Hadisçilerin haza hadisun müsnedun (bu müsned bir hadistir) sözünde geçen müsned tabiri, zahiri muttasıl bir isnadla gelen sahabi merfu’una delalet eder. Bu tarifte kullandığımız merfu tabiri cins, sahabi tabiri ise fasl makamında olup, bununla, tabiinin veya daha sonrakilerin kale Rasûlüllah (sallallahü aleyhi ve sellem) diyerek ref ettikleri hadis şekli tarifin dışına çıkarılmıştır; çünkü tabi’inin ref ettiği hadis mürsel, diğerlerininki ise mu’dal veya mu’allaktır, Müsnedin tarifinde kullandığımız zahiri muttasıl ibaresiyle de, zahirinde inkita bulunan hadisler tarif dışında kalır, Şu var ki, mürsel-i hafi gibi ittisal ve inkıta ihtimali olan hadis bu tarife dahildir.
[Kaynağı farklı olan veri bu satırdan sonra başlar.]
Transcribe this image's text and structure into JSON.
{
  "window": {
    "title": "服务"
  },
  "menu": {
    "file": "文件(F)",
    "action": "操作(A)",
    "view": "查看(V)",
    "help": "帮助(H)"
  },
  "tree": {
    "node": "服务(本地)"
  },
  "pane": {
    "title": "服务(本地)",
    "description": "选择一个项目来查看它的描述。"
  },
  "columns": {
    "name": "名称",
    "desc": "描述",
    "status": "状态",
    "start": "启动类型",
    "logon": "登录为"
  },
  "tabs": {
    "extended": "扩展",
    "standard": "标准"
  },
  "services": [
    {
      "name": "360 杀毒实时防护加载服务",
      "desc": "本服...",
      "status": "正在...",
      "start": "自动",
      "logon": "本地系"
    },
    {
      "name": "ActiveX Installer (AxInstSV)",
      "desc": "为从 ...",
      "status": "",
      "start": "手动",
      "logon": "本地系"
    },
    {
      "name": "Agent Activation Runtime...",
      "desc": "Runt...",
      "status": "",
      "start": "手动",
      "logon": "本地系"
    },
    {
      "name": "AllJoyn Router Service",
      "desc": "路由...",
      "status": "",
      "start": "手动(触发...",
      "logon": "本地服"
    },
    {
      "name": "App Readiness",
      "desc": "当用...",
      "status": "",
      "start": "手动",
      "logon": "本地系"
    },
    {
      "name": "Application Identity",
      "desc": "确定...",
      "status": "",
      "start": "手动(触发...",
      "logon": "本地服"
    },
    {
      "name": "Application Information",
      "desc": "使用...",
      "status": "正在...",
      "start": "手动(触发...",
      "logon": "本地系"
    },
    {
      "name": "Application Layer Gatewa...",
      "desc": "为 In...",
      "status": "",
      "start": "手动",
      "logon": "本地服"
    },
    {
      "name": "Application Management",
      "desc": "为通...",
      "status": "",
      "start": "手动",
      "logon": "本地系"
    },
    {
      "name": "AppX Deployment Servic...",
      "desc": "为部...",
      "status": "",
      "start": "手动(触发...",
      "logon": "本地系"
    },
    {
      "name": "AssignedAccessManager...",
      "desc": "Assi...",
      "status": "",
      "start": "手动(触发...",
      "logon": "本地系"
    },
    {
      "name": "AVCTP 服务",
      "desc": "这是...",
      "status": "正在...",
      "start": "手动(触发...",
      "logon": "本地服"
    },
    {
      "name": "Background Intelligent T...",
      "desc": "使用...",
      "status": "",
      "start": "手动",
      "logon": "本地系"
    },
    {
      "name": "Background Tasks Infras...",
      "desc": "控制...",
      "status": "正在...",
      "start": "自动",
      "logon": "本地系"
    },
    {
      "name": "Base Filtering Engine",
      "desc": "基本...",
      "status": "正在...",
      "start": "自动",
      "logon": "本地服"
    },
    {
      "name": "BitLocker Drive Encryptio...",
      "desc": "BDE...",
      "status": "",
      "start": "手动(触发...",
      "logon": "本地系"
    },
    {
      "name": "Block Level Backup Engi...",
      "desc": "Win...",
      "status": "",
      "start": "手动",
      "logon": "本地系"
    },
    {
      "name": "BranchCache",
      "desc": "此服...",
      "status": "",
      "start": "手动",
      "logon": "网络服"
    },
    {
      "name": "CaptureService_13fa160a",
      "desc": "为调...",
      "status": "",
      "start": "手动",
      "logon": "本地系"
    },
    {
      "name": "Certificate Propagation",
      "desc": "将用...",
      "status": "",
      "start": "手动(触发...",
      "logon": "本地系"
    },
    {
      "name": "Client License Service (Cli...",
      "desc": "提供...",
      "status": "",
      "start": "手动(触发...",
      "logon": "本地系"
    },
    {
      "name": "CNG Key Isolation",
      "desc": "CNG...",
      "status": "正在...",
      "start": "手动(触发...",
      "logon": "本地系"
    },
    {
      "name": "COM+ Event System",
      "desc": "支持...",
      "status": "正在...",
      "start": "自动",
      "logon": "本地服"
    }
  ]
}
Ancak kendisinde gerçek ittisal bulunan hadisin tarifte yer alması, ihtimale nisbetle daha kuvvetlidir
Tarifte ittisalin zahir lafzıyle takyid edilmesinden, müdellisin ve şeyhine mülaki olup olmadığı tesbit edilemiyen muasırın an’anesi gibi gizli olan inkita’ın, hadisi müsned olmaktan çıkarmayacağı anlaşılır. Nitekim müsned hadisleri ihrac eden imamların ittifakı, tarifini verdiğimiz bu hadis şekli üzerinde olmuştur.
Musned’in bu tarifi, aynı zamanda el-Hakim’in yaptığı tarife de uygundur. El-Hakim’e göre müsned, muhaddisini, sema’ı zahir olarak bir şeyhten, keza bu şeyhin de kendi şeyhinden olmak üzere sahabiye ve Peygambere kadar muttasıl bir şekilde rivâyet ettiği hadistir.
El-Hatıb bu müsnedi muttasıl lafzıyle tarif etmiştir. Bu tarife göre, mevkuf hadis muttasıl bir senedle geldiği zaman müsned olur. Şu var ki el-Hatib, müttasıl senedli mevkufun nadiren geldiğini de beyan etmiştir.
İbn Abdil’-Berr ise, müsnedin merfu olduğunu söylemekle daha uzak bir tarif yapmış ve isnada hiç iltifat etmemiştir. Ona göre isnad ister mürsel olsun, ister mu’dal veya munkatı olsun, hadisin metni merfu olduğu zaman bu hadis müsneddir. Ancak ondan başka bu görüşe sahip olan kimse yoktur.